Shortly after the Sept. 11, 2011, attacks on the U.S., Mexico said it would put Mexican security agents on various flights. However, U.S. officials were barred from boarding Mexico’s commercial flights.

Both the U.S. and Mexico have decided to “study the convenience of negotiating an agreement for the deployment of Federal Air Marshals on commercial flights,” a Mexican document says, according to Reuters. The issue was discussed on Jan. 18 at a meeting in Mexico’s foreign ministry.

U.S. sharp-shooters are put on domestic and international commercial flights entering and leaving the U.S. This is authorized by the Department of Homeland Security.

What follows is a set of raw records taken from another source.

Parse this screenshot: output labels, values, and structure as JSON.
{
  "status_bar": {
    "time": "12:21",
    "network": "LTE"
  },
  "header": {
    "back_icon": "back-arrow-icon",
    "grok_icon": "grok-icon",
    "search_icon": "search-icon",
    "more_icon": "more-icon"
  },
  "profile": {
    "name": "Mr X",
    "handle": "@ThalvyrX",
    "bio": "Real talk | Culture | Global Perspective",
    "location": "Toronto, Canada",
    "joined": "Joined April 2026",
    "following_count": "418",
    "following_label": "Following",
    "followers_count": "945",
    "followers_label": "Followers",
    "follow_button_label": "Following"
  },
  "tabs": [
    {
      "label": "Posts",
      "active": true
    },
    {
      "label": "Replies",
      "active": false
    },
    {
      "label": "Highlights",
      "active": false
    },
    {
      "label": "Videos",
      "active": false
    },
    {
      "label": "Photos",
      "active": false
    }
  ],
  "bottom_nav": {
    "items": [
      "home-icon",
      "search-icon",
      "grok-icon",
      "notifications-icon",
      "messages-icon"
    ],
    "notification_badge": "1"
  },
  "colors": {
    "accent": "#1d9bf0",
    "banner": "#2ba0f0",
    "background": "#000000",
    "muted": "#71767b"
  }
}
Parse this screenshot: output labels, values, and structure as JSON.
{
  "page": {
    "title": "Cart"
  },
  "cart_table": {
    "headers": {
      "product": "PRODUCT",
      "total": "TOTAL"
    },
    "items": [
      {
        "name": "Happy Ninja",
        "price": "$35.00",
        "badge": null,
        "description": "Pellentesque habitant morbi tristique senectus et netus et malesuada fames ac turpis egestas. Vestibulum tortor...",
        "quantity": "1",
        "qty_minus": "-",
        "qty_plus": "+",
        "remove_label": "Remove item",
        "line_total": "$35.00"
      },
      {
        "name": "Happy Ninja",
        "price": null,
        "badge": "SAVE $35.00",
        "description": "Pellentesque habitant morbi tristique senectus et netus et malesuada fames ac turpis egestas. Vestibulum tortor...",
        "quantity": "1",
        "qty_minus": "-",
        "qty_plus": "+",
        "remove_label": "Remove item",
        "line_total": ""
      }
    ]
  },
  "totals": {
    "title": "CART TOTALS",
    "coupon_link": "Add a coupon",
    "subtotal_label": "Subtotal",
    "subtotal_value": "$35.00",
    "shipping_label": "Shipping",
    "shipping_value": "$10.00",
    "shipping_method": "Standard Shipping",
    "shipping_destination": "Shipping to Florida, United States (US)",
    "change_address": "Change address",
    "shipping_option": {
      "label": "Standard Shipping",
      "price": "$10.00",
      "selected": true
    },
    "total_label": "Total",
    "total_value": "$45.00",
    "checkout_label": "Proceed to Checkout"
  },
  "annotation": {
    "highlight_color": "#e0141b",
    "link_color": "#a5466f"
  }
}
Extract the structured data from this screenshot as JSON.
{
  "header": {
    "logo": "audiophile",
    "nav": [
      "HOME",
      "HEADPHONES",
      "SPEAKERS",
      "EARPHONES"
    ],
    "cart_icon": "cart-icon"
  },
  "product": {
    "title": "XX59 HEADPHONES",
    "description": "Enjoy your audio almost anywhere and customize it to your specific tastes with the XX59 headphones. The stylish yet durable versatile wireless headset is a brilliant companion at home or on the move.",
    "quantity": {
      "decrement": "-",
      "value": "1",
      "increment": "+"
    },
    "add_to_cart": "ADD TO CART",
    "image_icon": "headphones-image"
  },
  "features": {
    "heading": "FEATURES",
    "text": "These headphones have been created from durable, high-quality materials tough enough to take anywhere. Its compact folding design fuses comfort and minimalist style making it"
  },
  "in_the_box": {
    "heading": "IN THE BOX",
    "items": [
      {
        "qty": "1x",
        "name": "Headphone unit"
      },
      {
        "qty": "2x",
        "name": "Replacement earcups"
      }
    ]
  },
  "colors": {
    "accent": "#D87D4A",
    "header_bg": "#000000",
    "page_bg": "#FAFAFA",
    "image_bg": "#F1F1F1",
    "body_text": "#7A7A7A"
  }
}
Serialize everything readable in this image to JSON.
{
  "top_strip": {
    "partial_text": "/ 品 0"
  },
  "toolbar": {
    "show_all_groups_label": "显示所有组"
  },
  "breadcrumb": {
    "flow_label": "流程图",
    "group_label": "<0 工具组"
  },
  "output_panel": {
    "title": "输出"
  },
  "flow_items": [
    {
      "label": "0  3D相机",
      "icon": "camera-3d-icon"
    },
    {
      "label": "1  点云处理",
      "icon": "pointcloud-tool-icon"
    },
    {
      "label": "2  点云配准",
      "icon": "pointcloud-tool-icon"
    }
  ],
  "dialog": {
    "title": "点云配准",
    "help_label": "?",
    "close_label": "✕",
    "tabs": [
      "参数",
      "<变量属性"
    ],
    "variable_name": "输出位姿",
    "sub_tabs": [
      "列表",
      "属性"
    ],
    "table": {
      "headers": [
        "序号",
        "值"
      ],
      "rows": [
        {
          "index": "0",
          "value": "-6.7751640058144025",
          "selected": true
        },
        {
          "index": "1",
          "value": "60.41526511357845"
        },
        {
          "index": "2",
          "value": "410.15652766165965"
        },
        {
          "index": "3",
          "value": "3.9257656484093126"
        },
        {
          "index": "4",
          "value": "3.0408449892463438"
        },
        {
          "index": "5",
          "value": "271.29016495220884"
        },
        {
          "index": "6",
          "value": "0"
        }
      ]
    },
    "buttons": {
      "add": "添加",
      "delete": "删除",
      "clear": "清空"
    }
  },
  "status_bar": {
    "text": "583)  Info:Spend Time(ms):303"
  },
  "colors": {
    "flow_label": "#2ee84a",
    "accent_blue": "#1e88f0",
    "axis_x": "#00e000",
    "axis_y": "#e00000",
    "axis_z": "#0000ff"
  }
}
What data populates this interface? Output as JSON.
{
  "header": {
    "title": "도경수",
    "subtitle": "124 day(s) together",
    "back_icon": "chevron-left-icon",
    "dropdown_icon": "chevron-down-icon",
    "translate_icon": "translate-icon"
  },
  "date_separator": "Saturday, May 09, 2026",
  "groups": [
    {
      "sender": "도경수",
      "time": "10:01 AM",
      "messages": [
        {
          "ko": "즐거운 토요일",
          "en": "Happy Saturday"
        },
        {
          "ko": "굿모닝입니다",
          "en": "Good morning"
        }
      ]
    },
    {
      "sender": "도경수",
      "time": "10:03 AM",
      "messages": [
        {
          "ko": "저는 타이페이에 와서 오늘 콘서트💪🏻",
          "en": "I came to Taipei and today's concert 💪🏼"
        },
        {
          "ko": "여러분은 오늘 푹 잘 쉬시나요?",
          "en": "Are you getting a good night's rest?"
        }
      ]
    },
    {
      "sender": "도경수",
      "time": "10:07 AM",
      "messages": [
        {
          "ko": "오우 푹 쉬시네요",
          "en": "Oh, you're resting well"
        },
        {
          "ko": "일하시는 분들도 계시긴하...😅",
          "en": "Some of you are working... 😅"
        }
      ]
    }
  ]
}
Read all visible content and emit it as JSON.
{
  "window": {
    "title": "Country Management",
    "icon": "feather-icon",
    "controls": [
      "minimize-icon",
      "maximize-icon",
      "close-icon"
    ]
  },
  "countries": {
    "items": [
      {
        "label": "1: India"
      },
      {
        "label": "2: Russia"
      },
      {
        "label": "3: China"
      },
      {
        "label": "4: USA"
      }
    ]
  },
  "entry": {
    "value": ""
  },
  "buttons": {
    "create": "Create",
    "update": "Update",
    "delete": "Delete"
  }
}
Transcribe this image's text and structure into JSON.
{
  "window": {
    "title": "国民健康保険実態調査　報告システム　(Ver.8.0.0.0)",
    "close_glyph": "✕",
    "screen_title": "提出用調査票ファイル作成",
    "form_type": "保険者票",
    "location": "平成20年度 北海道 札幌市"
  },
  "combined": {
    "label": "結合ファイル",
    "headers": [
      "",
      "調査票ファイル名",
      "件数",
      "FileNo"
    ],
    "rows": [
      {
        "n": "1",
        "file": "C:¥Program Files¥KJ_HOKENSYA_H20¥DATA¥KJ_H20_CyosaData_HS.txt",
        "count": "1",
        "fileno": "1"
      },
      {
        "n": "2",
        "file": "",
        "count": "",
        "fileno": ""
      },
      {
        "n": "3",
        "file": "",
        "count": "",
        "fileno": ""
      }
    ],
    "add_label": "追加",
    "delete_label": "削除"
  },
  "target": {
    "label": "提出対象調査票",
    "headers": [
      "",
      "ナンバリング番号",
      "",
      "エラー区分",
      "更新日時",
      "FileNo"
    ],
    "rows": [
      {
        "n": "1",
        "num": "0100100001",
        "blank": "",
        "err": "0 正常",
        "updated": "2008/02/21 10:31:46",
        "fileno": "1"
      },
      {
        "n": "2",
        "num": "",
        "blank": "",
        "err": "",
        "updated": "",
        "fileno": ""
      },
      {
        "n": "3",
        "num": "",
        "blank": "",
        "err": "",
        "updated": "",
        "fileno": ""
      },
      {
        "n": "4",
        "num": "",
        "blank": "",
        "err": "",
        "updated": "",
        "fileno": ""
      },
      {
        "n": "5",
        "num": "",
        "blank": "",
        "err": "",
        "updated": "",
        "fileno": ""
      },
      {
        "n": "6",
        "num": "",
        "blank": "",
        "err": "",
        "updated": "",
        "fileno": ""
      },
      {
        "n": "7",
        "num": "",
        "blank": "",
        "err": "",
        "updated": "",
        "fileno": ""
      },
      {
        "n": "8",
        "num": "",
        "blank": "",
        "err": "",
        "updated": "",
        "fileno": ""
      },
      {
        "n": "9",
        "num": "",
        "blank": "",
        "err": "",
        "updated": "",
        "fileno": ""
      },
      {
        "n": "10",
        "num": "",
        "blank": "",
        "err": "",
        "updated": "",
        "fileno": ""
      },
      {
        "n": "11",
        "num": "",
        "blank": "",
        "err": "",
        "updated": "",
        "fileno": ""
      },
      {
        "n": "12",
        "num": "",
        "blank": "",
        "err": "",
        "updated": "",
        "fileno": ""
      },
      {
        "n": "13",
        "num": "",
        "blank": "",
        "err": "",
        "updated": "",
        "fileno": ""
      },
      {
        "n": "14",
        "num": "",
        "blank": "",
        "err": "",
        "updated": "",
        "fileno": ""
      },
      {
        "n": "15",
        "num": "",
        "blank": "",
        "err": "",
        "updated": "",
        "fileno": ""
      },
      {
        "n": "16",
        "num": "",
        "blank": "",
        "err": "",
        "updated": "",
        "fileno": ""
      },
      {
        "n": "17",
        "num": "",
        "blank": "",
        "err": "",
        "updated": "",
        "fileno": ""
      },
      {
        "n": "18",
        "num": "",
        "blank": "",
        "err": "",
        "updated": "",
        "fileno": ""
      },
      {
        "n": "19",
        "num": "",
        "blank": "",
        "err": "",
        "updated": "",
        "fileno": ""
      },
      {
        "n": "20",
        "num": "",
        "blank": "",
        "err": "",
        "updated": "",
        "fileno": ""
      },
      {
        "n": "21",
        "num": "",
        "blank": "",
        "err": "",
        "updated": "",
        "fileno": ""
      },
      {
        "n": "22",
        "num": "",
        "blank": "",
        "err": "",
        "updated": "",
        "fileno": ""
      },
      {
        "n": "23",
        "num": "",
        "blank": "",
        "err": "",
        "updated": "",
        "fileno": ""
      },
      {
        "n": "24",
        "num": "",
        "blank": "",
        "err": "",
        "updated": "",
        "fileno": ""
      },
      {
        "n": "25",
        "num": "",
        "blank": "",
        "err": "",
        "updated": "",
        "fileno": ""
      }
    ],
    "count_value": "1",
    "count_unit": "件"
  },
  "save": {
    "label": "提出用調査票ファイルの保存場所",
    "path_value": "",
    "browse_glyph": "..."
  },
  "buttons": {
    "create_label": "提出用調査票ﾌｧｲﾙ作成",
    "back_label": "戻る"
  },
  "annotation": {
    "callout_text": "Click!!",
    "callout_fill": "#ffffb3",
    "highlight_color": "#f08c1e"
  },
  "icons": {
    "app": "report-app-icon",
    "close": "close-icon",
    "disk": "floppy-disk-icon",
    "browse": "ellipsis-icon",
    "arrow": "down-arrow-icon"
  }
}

It’s uncertain whether U.S. air marshals would be placed on flights only entering the U.S., only entering Mexico, or both, a Mexican official said, according to the report. Additionally, it’s not certain if the air marshals would be permitted on U.S.-owned airlines or also on Mexican-owned airlines.

Additionally, the document claims that the U.S. and Mexico are negotiating ways to address “transnational criminal organizations” as each country plans to launch a bilateral investigative body to examine international criminal groups.

Under the Trump administration, the U.S. and Mexico have claimed Mexico has sought to improve cooperation with the U.S. on issues such as security, immigration, and foreign policy.

The report comes amid negotiations between the U.S., Mexico, and Canada concerning the North American Trade Agreement.